Picasso On the Move: Article from The New York Landmarks Conservancy

The Picasso Curtain is scheduled to be moved from the Four Seasons Restaurant on September 6 and 7—the first step toward its new home in The New-York Historical Society.

The elaborate move will involve some twenty experts from both Art Installation Design and Auer’s Rigging. Both companies have wide experience moving artwork for museums and private collectors.

The team will arrive at the restaurant closes on September 6. It will take about six hours to construct the scaffolding and rigging needed to handle the 20 by 18 foot Curtain. Then the Curtain will be very slowly and carefully rolled around a large, 24-inch diameter, specially designed, roller. This will take several more hours.

The Curtain will then be taken to the Williamstown Art Conservation Center in Williamstown, Mass. The respected Center has the expertise, and the space, required to handle this large and important piece. The Curtain will be cleaned and some minor surface tears repaired. We don’t expect any major work to be performed unless the conservators discover something when they inspect the Curtain.

Once conservation is completed, the Curtain will be taken to the Historical Society. It will be placed on public view next spring. Its new location will allow many more people to see “New York’s Picasso.”

The 1919 piece has hung in the Four Seasons since the restaurant opened in 1959. It has not been moved since the 1970s when it was temporarily taken down for comprehensive conservation. A backing was placed on the piece at that time which has held the weight of the Curtain but added some stiffness to the canvas surface.

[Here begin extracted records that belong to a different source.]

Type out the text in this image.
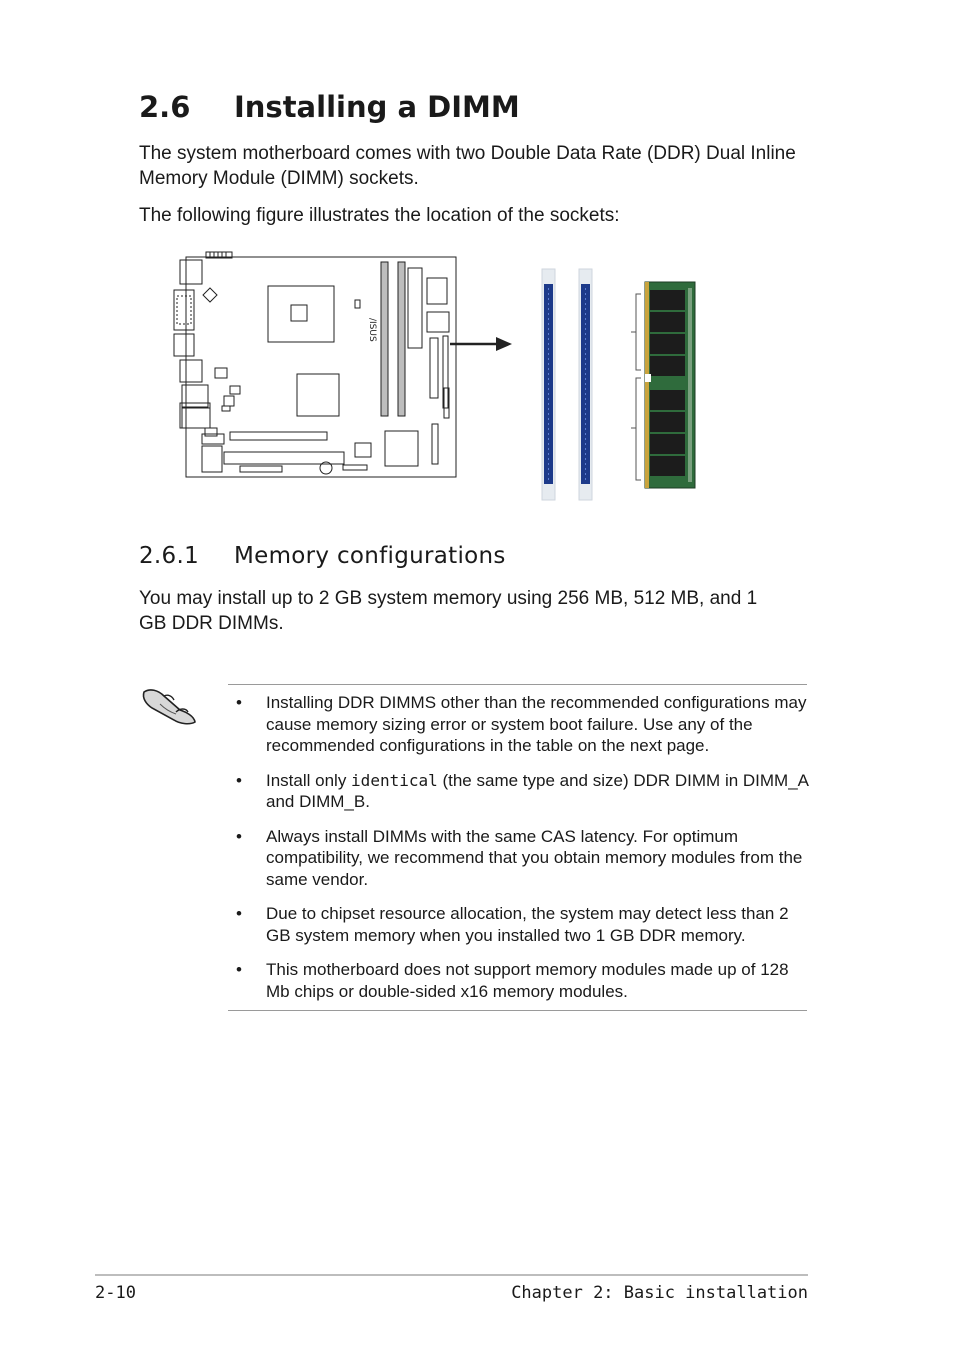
2.6 Installing a DIMM

The system motherboard comes with two Double Data Rate (DDR) Dual Inline Memory Module (DIMM) sockets.

The following figure illustrates the location of the sockets:

/ISUS
2.6.1 Memory configurations

You may install up to 2 GB system memory using 256 MB, 512 MB, and 1 GB DDR DIMMs.

• Installing DDR DIMMS other than the recommended configurations may cause memory sizing error or system boot failure. Use any of the recommended configurations in the table on the next page.
• Install only identical (the same type and size) DDR DIMM in DIMM_A and DIMM_B.
• Always install DIMMs with the same CAS latency. For optimum compatibility, we recommend that you obtain memory modules from the same vendor.
• Due to chipset resource allocation, the system may detect less than 2 GB system memory when you installed two 1 GB DDR memory.
• This motherboard does not support memory modules made up of 128 Mb chips or double-sided x16 memory modules.
2-10	Chapter 2: Basic installation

The Curtain’s age and size make the upcoming move very tricky. In addition to the expert movers, Sarah Lowengard, the conservator who has cared for the Curtain since it was given to the Conservancy in 2005 will be on hand. She will be joined by the chief conservator of the Historical Society. Peg Breen and Conservancy Technical Director Alex Herrera will also be there.

The move was agreed to in a settlement after a very public legal battle over the Curtain. Under the terms of the settlement, RFR Holding, the owner of the Seagram Building where the Four Seasons is located, is paying for the conservation and both moves.

The Conservancy is very grateful to our board member Michael DeChiara and his partner James Rowland who represented us in Court and continue to offer advice and counsel.